Yeah, that’s pretty hot. In fact, it’s hot enough to flash-melt pure silica into glass instantly. So the Mohenjo-Daro vitrified ruins were made by one of three potential events, it seems. A series of major lightning strikes, a meteor strike (or perhaps more than one), or a nuclear detonation.
The Indus Valley isn’t the only place to boast vitrification mysteries though.
Scotland has over 70 examples of what are known as Vitrified Forts, such as Dun Mac Sniachan. These are crude encampments from both the Iron Age and Early Medieval period with stone-pile walls, usually situated in easily defended formations. The outer walls of these forts have been heat treated, so to speak, resulting in whole sections of wall where stone and brick have melted into a glass facade. They are wondrous, and in most cases they are quite beautiful, and they make up a collection of vitrified forts that dot the landscape throughout Great Brittan.

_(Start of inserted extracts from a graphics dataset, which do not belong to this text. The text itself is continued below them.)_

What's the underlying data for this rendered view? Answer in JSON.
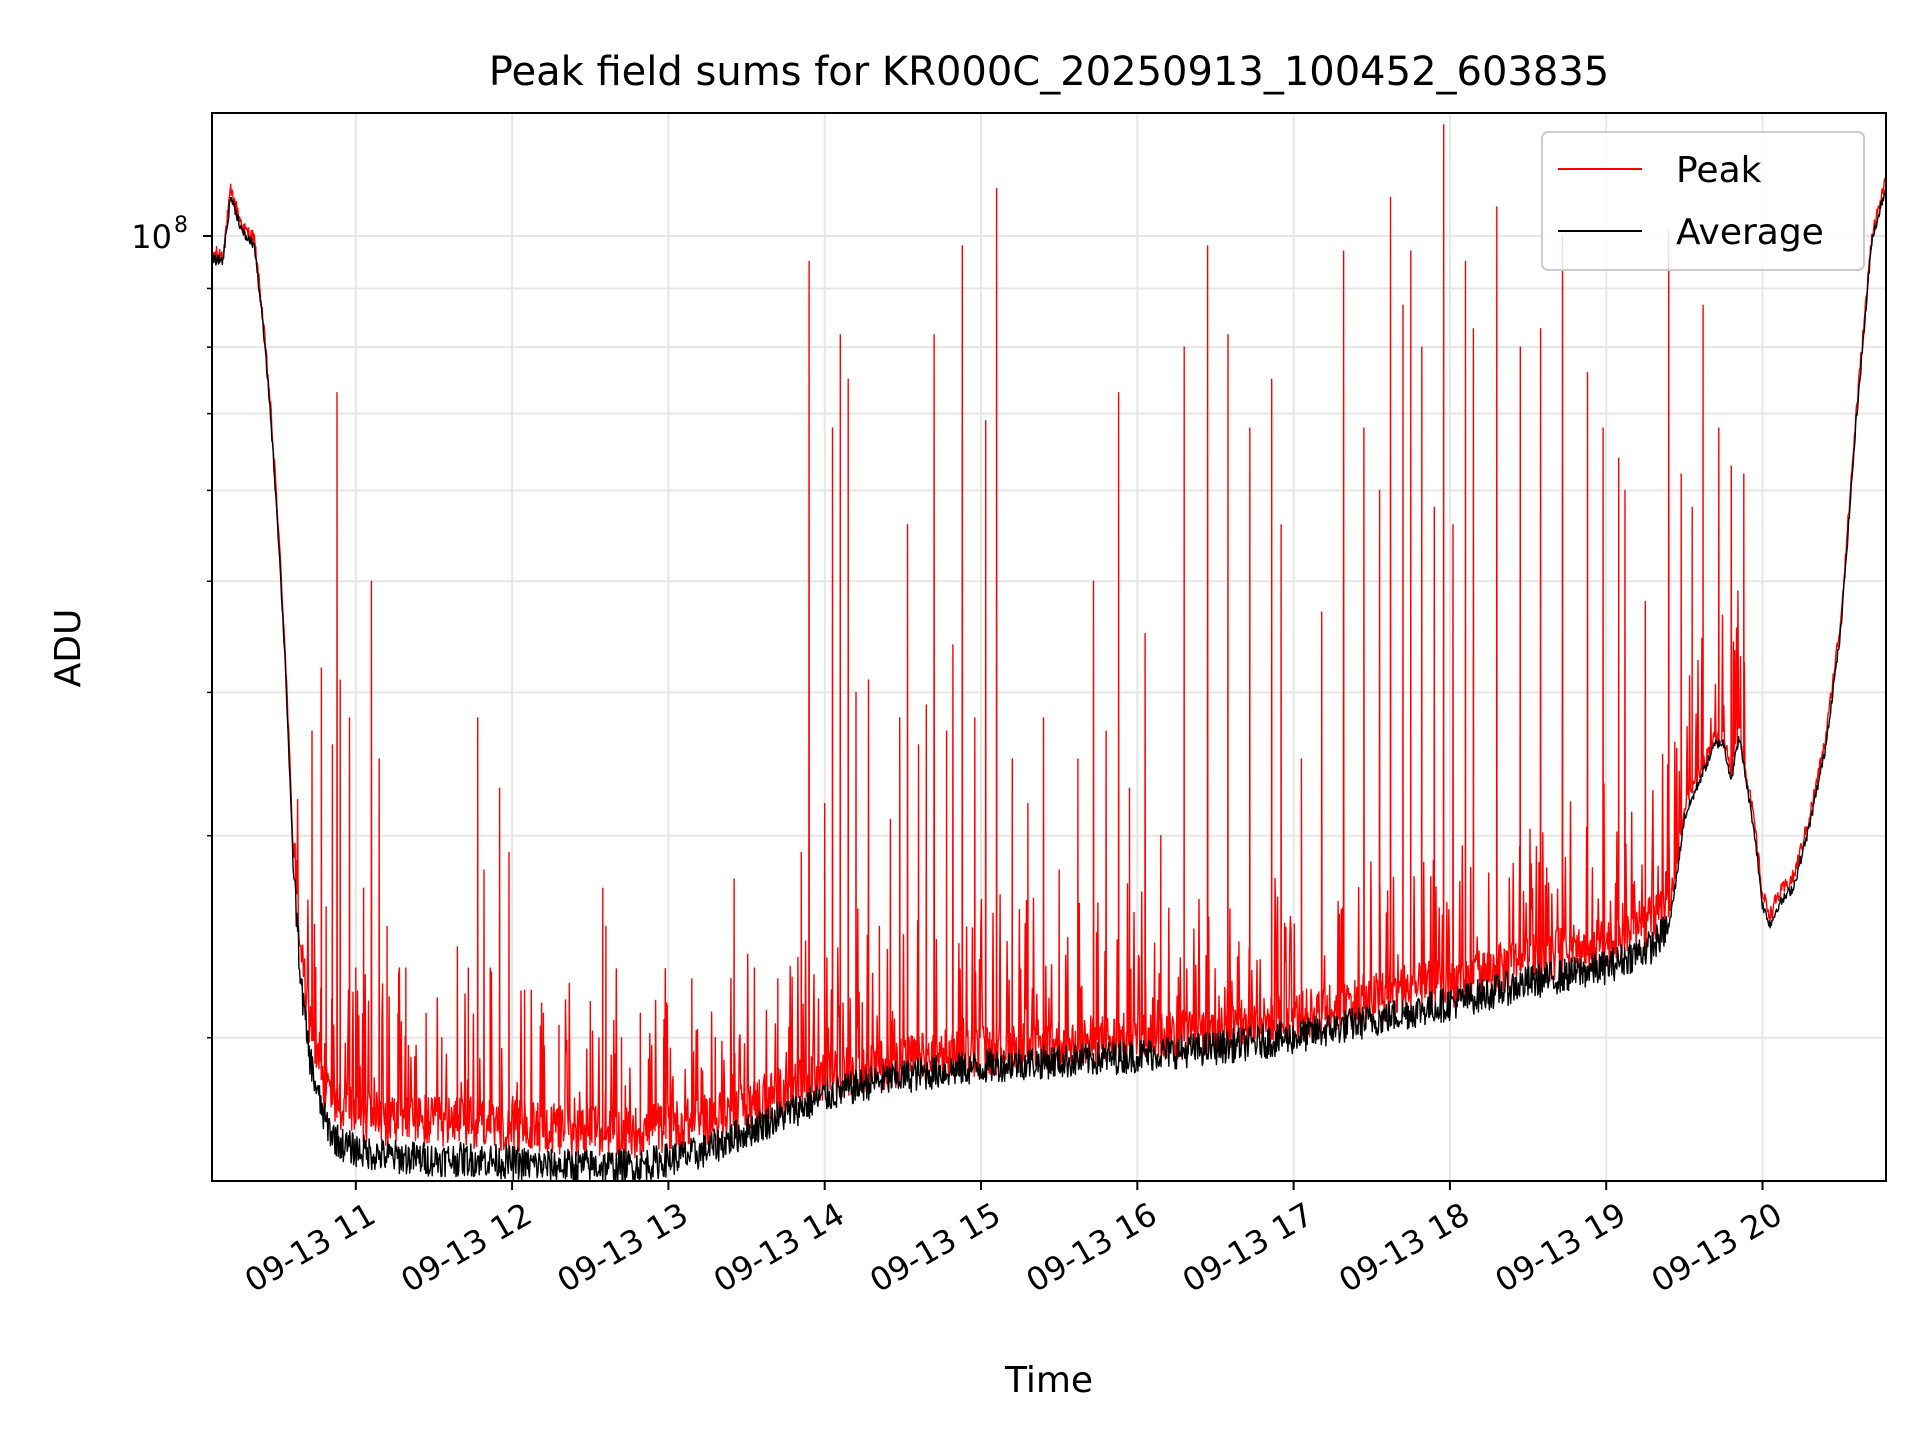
{
  "chart_data": {
    "type": "line",
    "title": "Peak field sums for KR000C_20250913_100452_603835",
    "xlabel": "Time",
    "ylabel": "ADU",
    "yscale": "log",
    "grid": true,
    "legend_position": "top-right",
    "x_tick_labels": [
      "09-13 11",
      "09-13 12",
      "09-13 13",
      "09-13 14",
      "09-13 15",
      "09-13 16",
      "09-13 17",
      "09-13 18",
      "09-13 19",
      "09-13 20"
    ],
    "x_tick_hours": [
      11,
      12,
      13,
      14,
      15,
      16,
      17,
      18,
      19,
      20
    ],
    "xlim_hours": [
      10.08,
      20.79
    ],
    "ylim": [
      15000000,
      128000000
    ],
    "y_major_ticks": [
      {
        "value": 100000000,
        "base": "10",
        "exp": "8"
      }
    ],
    "y_minor_ticks": [
      20000000,
      30000000,
      40000000,
      50000000,
      60000000,
      70000000,
      80000000,
      90000000
    ],
    "series": [
      {
        "name": "Peak",
        "color": "#ff0000",
        "baseline_hours": [
          10.08,
          10.15,
          10.2,
          10.28,
          10.35,
          10.4,
          10.45,
          10.5,
          10.55,
          10.6,
          10.65,
          10.7,
          10.75,
          10.8,
          10.85,
          10.9,
          11.0,
          11.2,
          11.5,
          11.8,
          12.0,
          12.2,
          12.5,
          12.8,
          13.0,
          13.2,
          13.5,
          13.8,
          14.0,
          14.3,
          14.6,
          14.9,
          15.2,
          15.6,
          16.0,
          16.5,
          17.0,
          17.5,
          18.0,
          18.5,
          19.0,
          19.3,
          19.4,
          19.45,
          19.5,
          19.6,
          19.7,
          19.75,
          19.8,
          19.85,
          19.95,
          20.0,
          20.05,
          20.1,
          20.2,
          20.3,
          20.4,
          20.5,
          20.6,
          20.7,
          20.79
        ],
        "baseline_values": [
          96000000,
          96000000,
          109000000,
          101000000,
          99000000,
          86000000,
          72000000,
          57000000,
          43000000,
          29000000,
          23500000,
          20500000,
          19000000,
          18000000,
          17500000,
          17200000,
          16900000,
          16700000,
          16600000,
          16600000,
          16500000,
          16400000,
          16300000,
          16300000,
          16500000,
          16600000,
          17200000,
          17800000,
          18200000,
          18600000,
          18900000,
          19100000,
          19300000,
          19500000,
          19700000,
          20000000,
          20500000,
          21300000,
          22000000,
          23000000,
          23800000,
          24800000,
          25500000,
          28000000,
          31500000,
          34000000,
          36500000,
          36500000,
          34000000,
          37000000,
          30500000,
          26500000,
          25500000,
          26500000,
          27500000,
          31000000,
          36000000,
          46000000,
          70000000,
          100000000,
          111000000
        ],
        "spikes": [
          [
            10.72,
            37000000
          ],
          [
            10.78,
            42000000
          ],
          [
            10.81,
            26000000
          ],
          [
            10.85,
            36000000
          ],
          [
            10.88,
            73000000
          ],
          [
            10.9,
            41000000
          ],
          [
            10.96,
            38000000
          ],
          [
            11.0,
            23000000
          ],
          [
            11.05,
            27000000
          ],
          [
            11.1,
            50000000
          ],
          [
            11.15,
            35000000
          ],
          [
            11.2,
            25000000
          ],
          [
            11.27,
            21000000
          ],
          [
            11.32,
            23000000
          ],
          [
            11.45,
            21000000
          ],
          [
            11.55,
            20000000
          ],
          [
            11.65,
            24000000
          ],
          [
            11.72,
            23000000
          ],
          [
            11.78,
            38000000
          ],
          [
            11.82,
            28000000
          ],
          [
            11.86,
            23000000
          ],
          [
            11.92,
            33000000
          ],
          [
            11.98,
            29000000
          ],
          [
            12.08,
            22000000
          ],
          [
            12.2,
            21000000
          ],
          [
            12.3,
            20500000
          ],
          [
            12.5,
            21500000
          ],
          [
            12.58,
            27000000
          ],
          [
            12.6,
            25000000
          ],
          [
            12.7,
            20000000
          ],
          [
            12.82,
            21000000
          ],
          [
            12.97,
            20000000
          ],
          [
            13.15,
            22500000
          ],
          [
            13.3,
            20000000
          ],
          [
            13.42,
            27500000
          ],
          [
            13.55,
            23000000
          ],
          [
            13.7,
            22500000
          ],
          [
            13.85,
            29000000
          ],
          [
            13.9,
            95000000
          ],
          [
            14.0,
            32000000
          ],
          [
            14.05,
            68000000
          ],
          [
            14.1,
            82000000
          ],
          [
            14.15,
            75000000
          ],
          [
            14.2,
            40000000
          ],
          [
            14.28,
            41000000
          ],
          [
            14.35,
            25000000
          ],
          [
            14.42,
            31000000
          ],
          [
            14.48,
            38000000
          ],
          [
            14.53,
            56000000
          ],
          [
            14.6,
            36000000
          ],
          [
            14.65,
            39000000
          ],
          [
            14.7,
            82000000
          ],
          [
            14.78,
            37000000
          ],
          [
            14.82,
            44000000
          ],
          [
            14.88,
            98000000
          ],
          [
            14.96,
            38000000
          ],
          [
            15.03,
            69000000
          ],
          [
            15.1,
            110000000
          ],
          [
            15.2,
            35000000
          ],
          [
            15.3,
            32000000
          ],
          [
            15.4,
            38000000
          ],
          [
            15.5,
            28000000
          ],
          [
            15.62,
            35000000
          ],
          [
            15.72,
            50000000
          ],
          [
            15.8,
            37000000
          ],
          [
            15.88,
            73000000
          ],
          [
            15.95,
            33000000
          ],
          [
            16.05,
            45000000
          ],
          [
            16.15,
            30000000
          ],
          [
            16.3,
            80000000
          ],
          [
            16.45,
            98000000
          ],
          [
            16.58,
            82000000
          ],
          [
            16.72,
            68000000
          ],
          [
            16.86,
            75000000
          ],
          [
            16.92,
            56000000
          ],
          [
            17.05,
            35000000
          ],
          [
            17.18,
            47000000
          ],
          [
            17.32,
            97000000
          ],
          [
            17.45,
            68000000
          ],
          [
            17.55,
            60000000
          ],
          [
            17.62,
            108000000
          ],
          [
            17.7,
            87000000
          ],
          [
            17.75,
            97000000
          ],
          [
            17.82,
            80000000
          ],
          [
            17.9,
            58000000
          ],
          [
            17.96,
            125000000
          ],
          [
            18.02,
            56000000
          ],
          [
            18.1,
            95000000
          ],
          [
            18.15,
            83000000
          ],
          [
            18.3,
            106000000
          ],
          [
            18.45,
            80000000
          ],
          [
            18.58,
            83000000
          ],
          [
            18.72,
            100000000
          ],
          [
            18.88,
            76000000
          ],
          [
            18.98,
            68000000
          ],
          [
            19.08,
            64000000
          ],
          [
            19.12,
            60000000
          ],
          [
            19.25,
            48000000
          ],
          [
            19.4,
            101000000
          ],
          [
            19.48,
            62000000
          ],
          [
            19.55,
            58000000
          ],
          [
            19.62,
            87000000
          ],
          [
            19.72,
            68000000
          ],
          [
            19.8,
            63000000
          ],
          [
            19.88,
            62000000
          ]
        ]
      },
      {
        "name": "Average",
        "color": "#000000",
        "baseline_hours": [
          10.08,
          10.15,
          10.2,
          10.28,
          10.35,
          10.4,
          10.45,
          10.5,
          10.55,
          10.6,
          10.65,
          10.7,
          10.75,
          10.8,
          10.85,
          10.9,
          11.0,
          11.2,
          11.5,
          11.8,
          12.0,
          12.2,
          12.5,
          12.8,
          13.0,
          13.2,
          13.5,
          13.8,
          14.0,
          14.3,
          14.6,
          14.9,
          15.2,
          15.6,
          16.0,
          16.5,
          17.0,
          17.5,
          18.0,
          18.5,
          19.0,
          19.3,
          19.4,
          19.45,
          19.5,
          19.6,
          19.7,
          19.75,
          19.8,
          19.85,
          19.95,
          20.0,
          20.05,
          20.1,
          20.2,
          20.3,
          20.4,
          20.5,
          20.6,
          20.7,
          20.79
        ],
        "baseline_values": [
          95000000,
          95000000,
          108000000,
          100000000,
          98000000,
          85000000,
          71000000,
          56000000,
          42000000,
          28000000,
          22000000,
          19200000,
          17800000,
          16800000,
          16300000,
          16000000,
          15800000,
          15600000,
          15500000,
          15500000,
          15400000,
          15300000,
          15300000,
          15300000,
          15500000,
          15700000,
          16400000,
          17100000,
          17600000,
          18100000,
          18400000,
          18600000,
          18800000,
          18900000,
          19100000,
          19400000,
          19800000,
          20500000,
          21200000,
          22100000,
          22800000,
          23800000,
          24800000,
          27500000,
          31000000,
          33500000,
          36000000,
          36000000,
          33500000,
          36500000,
          30000000,
          26000000,
          25000000,
          26000000,
          27000000,
          30500000,
          35500000,
          45000000,
          69000000,
          99000000,
          110000000
        ]
      }
    ]
  }
}
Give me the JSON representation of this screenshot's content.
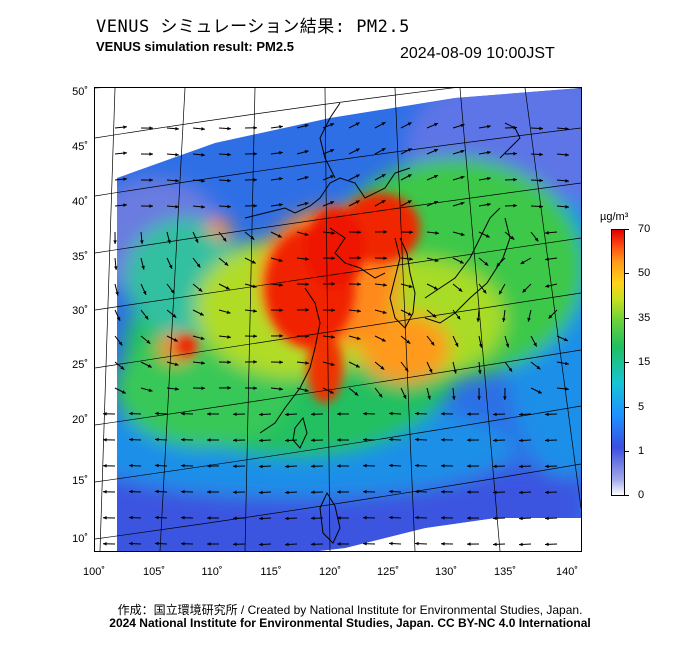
{
  "header": {
    "title_jp": "VENUS シミュレーション結果: PM2.5",
    "title_en": "VENUS simulation result: PM2.5",
    "timestamp": "2024-08-09 10:00JST"
  },
  "map": {
    "lon_range": [
      100,
      140
    ],
    "lat_range": [
      10,
      50
    ],
    "lat_tick_labels": [
      "50˚",
      "45˚",
      "40˚",
      "35˚",
      "30˚",
      "25˚",
      "20˚",
      "15˚",
      "10˚"
    ],
    "lon_tick_labels": [
      "100˚",
      "105˚",
      "110˚",
      "115˚",
      "120˚",
      "125˚",
      "130˚",
      "135˚",
      "140˚"
    ],
    "layers": [
      "pm25-concentration-field",
      "wind-vectors",
      "coastlines",
      "graticule"
    ]
  },
  "colorbar": {
    "unit": "µg/m³",
    "tick_labels": [
      "70",
      "50",
      "35",
      "15",
      "5",
      "1",
      "0"
    ],
    "colors": [
      "#e00000",
      "#ff4a12",
      "#ff9a1a",
      "#ffd21a",
      "#6cd23a",
      "#20c060",
      "#17c4d8",
      "#1e90ff",
      "#3a4fe0",
      "#9fa6e8",
      "#ffffff"
    ]
  },
  "footer": {
    "credit": "作成：国立環境研究所 / Created by National Institute for Environmental Studies, Japan.",
    "copyright": "2024 National Institute for Environmental Studies, Japan. CC BY-NC 4.0 International"
  }
}
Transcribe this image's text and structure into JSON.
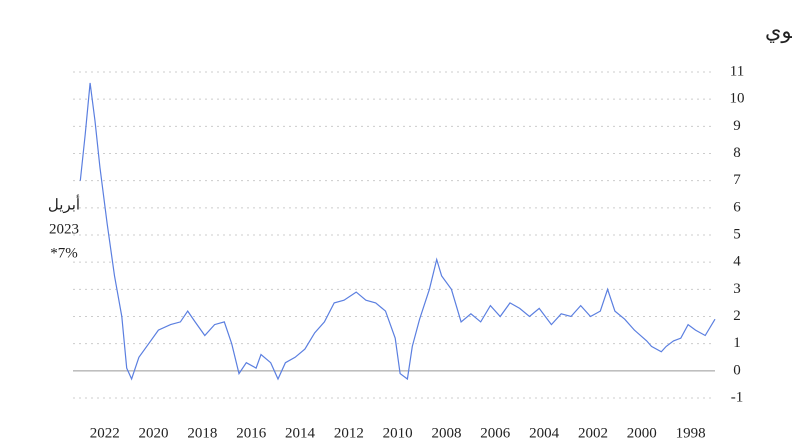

There are other places too, such as Çatalhöyük in the southern Anatoli region of Turkey, and Alalakh in Turkey’s Hatay Province, and even the Seven Cities of Cibola in Ecuador.
You might be getting the wrong impression though. As mentioned, it’s commonly believed that one of the three potential methods of vitrification was responsible for all of these sites, with a conspiratorial bent toward some form of nuclear energy, whether that be detonations or a fission reactor of some kind. But this isn’t necessarily the case, nor is it likely.
Remember above, when I told you that silicone dioxide melts at around 1,700 degree Celsius? A flame fed by natural gas can easily reach 1,600 degrees Celsius, and a bonfire with mixed fuels can approach 1,200 degrees, especially if extremely dry wood is used, perhaps pinion pine.[2] Both of those examples are of open flame fires, but what if that flame was enclosed? Perhaps, within a stone structure where the heat would be trapped, reflected, and amplified by the stone? Internal structure fires, like we see in today’s buildings, can easily exceed 3,000 degrees Celsius, so it’s not unreasonable to think that temperatures sufficient to reduce stone to glass could have been achieved in Mohenjo-Daro and other locations without the use of nuclear power.
That isn’t to say that some catastrophic event didn’t take place in the Indus Valley of the time; a war, a religious or ethnic cleansing, or some really wild parties that got out of hand. But it isn’t likely that the vitrification was achieved through a nuclear reaction of some kind, whilst leaving no traces of radiation or fission products in the surrounding environment, and most conspicuously, without levelling the entire city.
In the case of the Vitrified Forts of Scotland and elsewhere, it is believed by the experts, that it was indeed wild parties that caused the destruction, sort of. Most archaeologists assert that these locations were deliberately destroyed by fire, either by successful invaders or by the inhabitants as a part of a ritual closing of the facility, as it were. (Ralston 2006, 143-63)
It seems, and this is purely speculative, that the parties who wish to further the argument that these examples of ancient vitrification are the result of a lost or perhaps natural nuclear process, are simply taking advantage of the popular familiarity, and simultaneous ignorance, that we all possess on the topic of nuclear physics. In reality there are simpler explanations to be considered, even though the alternatives may be more exciting.